[Math] Finding the GCD of three numbers

algorithmselementary-number-theory

I have found an algorithm called the Binary GCD/Stein Algorithm which takes two non-negative integers and finds the greatest common factor of the two.

What I am trying to do is take three numbers and find if each pair is relatively prime (where the GCD is one). For example, if I have non-negative variables a b and c, then:

a = 1
b = 1
c = 2

Would satisfy this because none of these numbers have a GCD that is larger than one. Using a variation of the Stein Algorithm in Java, I would like to be able to find the GCD of all three pairs of numbers (ab bc ac) with each side being able to go up to five, for the sake of simplicity.

Is there a way I could tweak the algorithm to compute the GCD of three numbers, or would I have to compute three groups of two pairs?

Thanks for any and all help.

Best Answer

As others say, one way to do it is using the identity $\gcd(a,b,c)=\gcd(a,(\gcd(b,c))$. This identity is true since the "gcd" is the maximal element of the intersection of the sets of factors of the inputs. For example, taking $\gcd(6,10)$, the set of factors of $6$ is {$6, 3, 2, 1$}, the set of factors of $10$ is {$10, 5, 2, 1$}, their intersection is {$2, 1$}, and the maximal element is $2$. The identity follows since intersections of sets are commutative and associative.
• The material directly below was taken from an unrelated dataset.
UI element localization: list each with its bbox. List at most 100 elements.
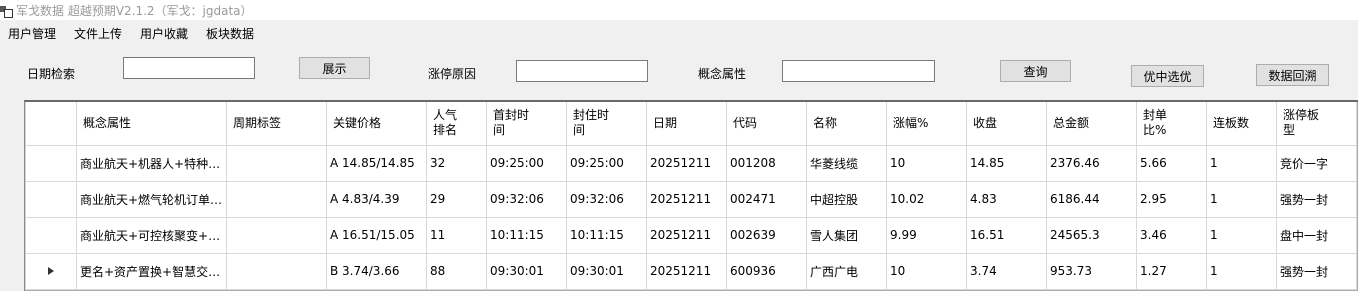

However, it's also possible to extend Stein's algorithm to handle more than two inputs. Wikipedia gives 5 steps to Stein's algorithm, and we can change them to the following to compute the gcd of a set $S$ of numbers:

  1. If anything in $S$ is zero, remove it.
  2. If everything in $S$ is even, divide everything in $S$ by 2, and then multiply the final answer by 2 at the end.
  3. If some numbers in $S$ are even and some are odd, divide all the even numbers by 2.
  4. If every number in $S$ is odd, then choose an arbitrary element of $S$ and call it $k$. Replace every other element, say $n$, with $|n-k|/2$.
  5. Repeat steps 1–4 until there is only one remaining element in $S$. After you remember to multiply in the twos that you got from step 2, that's your gcd!